Nous devons changer
J’appelle l’industrie à abandonner une fois pour toutes le système de rabais. Voici comment nous pouvons procéder :
Les marques exigent leur part. Les spécialistes du marketing doivent se demander : les dollars de mon agence contribuent-ils à des remises, des incitations ou des avantages basés sur le volume ? Si oui, où va cette valeur ? La seule réponse acceptable est « à vous ».
Le langage contractuel se durcit. Les contrats doivent stipuler explicitement que les fonds des clients ne peuvent être inclus dans aucune remise ou incitation sans une transparence totale et que tout avantage de ce type doit être restitué au client au prorata. Les marques doivent également se réserver le droit de vérifier cela directement auprès des éditeurs.
Les agences honorent leur rôle. Les agences existent pour servir les clients, pas pour les arbitrer. En tant que gestionnaires du capital des clients, nous sommes des fiduciaires au même titre que les conseillers financiers. Toute récompense que nous obtenons pour avoir dépensé l’argent de nos clients doit revenir à ces clients.
Nous revenons à une rémunération juste, honnête et ouverte. Le fait que certaines agences feraient faillite sans bénéficier de rabais ne constitue pas une justification ; c’est un acte d’accusation. Cela signifie que le paiement du client et les modèles de l’agence sont brisés. C’est le problème sous-jacent et épineux que nous devons enfin affronter de front.

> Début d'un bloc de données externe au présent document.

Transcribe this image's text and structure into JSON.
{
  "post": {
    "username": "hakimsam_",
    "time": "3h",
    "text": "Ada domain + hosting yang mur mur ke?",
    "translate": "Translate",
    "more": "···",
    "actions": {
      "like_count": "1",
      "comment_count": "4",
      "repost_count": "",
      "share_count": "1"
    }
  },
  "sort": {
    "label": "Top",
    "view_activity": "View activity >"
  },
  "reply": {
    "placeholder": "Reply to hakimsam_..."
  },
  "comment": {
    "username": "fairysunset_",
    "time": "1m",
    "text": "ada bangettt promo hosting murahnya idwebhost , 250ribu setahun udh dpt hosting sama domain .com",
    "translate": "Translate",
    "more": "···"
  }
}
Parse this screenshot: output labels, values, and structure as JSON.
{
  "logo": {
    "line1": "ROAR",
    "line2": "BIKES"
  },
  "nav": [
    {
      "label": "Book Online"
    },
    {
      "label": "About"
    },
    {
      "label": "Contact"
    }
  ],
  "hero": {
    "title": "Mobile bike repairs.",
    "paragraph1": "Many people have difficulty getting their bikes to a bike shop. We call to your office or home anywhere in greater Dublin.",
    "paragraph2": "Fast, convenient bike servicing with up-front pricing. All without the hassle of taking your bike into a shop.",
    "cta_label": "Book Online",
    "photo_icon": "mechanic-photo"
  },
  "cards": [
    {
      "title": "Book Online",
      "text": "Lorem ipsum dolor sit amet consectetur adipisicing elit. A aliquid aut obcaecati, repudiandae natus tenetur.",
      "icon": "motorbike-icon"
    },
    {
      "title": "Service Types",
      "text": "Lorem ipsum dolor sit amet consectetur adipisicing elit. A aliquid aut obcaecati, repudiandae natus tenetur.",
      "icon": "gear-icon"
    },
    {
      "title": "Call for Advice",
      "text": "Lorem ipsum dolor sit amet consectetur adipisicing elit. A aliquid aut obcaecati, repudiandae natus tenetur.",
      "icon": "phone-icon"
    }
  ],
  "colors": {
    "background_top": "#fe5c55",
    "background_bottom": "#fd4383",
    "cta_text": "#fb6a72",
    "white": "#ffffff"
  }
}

Certains diront qu’il est désespérément compliqué de démêler le total des clients individuels des investissements groupés. Ne les croyez pas. Nous avons le pouvoir d’analyse ; tout ce qu’il faut, c’est la volonté de faire ce qui est juste.
L’économie des remises n’est pas apparue du jour au lendemain, et elle ne disparaîtra pas instantanément. Mais alors que les spécialistes du marketing exigent des responsabilités et que les régulateurs scrutent les pratiques des médias, les jours des pools de profits cachés sont comptés.
Nous pouvons diriger le changement, ou y être contraints.